最低水準(青森など) 月5,000円以下

この差が生まれる理由は3つ。①所得水準(高い地域は保険料も高め)②医療費水準(受診率・単価の地域差)③人口構成(若い人口が少ない地域ほど負担が重くなる)

今後は「どこに住むかで、払う保険料が決まる時代」がより鮮明になる。特に地方の高齢化が進む地域では、保険料の上昇圧力は都市部より強くなる可能性がある。

このままいくとどうなるのか

後期高齢者医療保険料は2年ごとに改定される。過去の推移を見る限り、改定のたびに値上がりしてきた。少子化が反転する見通しがない以上、構造的な上昇圧力は今後も続く。

2035〜2040年にかけて、団塊ジュニア世代(現在の50代)が後期高齢者に移行する。この時期、医療費の急増が予想されており、保険料への影響は避けられないとされている。
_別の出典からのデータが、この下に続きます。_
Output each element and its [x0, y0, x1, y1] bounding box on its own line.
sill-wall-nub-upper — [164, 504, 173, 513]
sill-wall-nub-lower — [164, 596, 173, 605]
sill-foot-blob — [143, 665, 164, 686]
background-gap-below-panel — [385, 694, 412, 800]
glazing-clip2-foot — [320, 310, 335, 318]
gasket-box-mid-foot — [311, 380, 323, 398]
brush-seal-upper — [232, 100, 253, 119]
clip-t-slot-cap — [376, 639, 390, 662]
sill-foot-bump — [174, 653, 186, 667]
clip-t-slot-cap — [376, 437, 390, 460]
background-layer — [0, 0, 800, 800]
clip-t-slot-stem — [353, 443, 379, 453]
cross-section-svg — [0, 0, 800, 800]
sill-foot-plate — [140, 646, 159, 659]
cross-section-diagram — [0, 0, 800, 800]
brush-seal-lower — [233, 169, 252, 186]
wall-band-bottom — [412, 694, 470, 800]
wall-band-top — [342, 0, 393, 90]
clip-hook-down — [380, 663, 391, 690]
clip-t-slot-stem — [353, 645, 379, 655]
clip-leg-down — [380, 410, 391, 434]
「今年だけ高いのかもしれない」という期待は、残念ながら楽観的すぎる。

では、個人はどうすればいいのか

制度はすぐには変わらない。政治に期待することは大切だが、個人の生活を守るには、今できることを知っておくことが現実的だ。

今日からできる3つの対策

  • 医療費の自己管理――予防・健康維持によって受診頻度を下げることが、個人レベルでの対策として最も直接的
  • 支出構造の見直し――保険料の明細を定期的に確認し、変化を見逃さない習慣を持つ
  • 制度の理解――「知らないまま払い続ける」状態を脱するだけで、将来の選択肢が広がる

保険料の問題は「個人の問題」ではなく「社会の問題」だ。しかし社会が変わるのを待つだけでは、その間も負担は続く。知っているかどうかで、行動の選択肢が変わる。

まとめ

保険料が上がり続ける理由はシンプルだ。

「上がるように設計された仕組み」だから。

高齢化・少子化・医療費膨張・負担割合引き上げ・静かな追加徴収。

これらすべてが同じ方向を向いている。そしてその負担は、あなたが気づいていようといまいと、すでに始まっている。

知らないことは、損をすることと同じだ。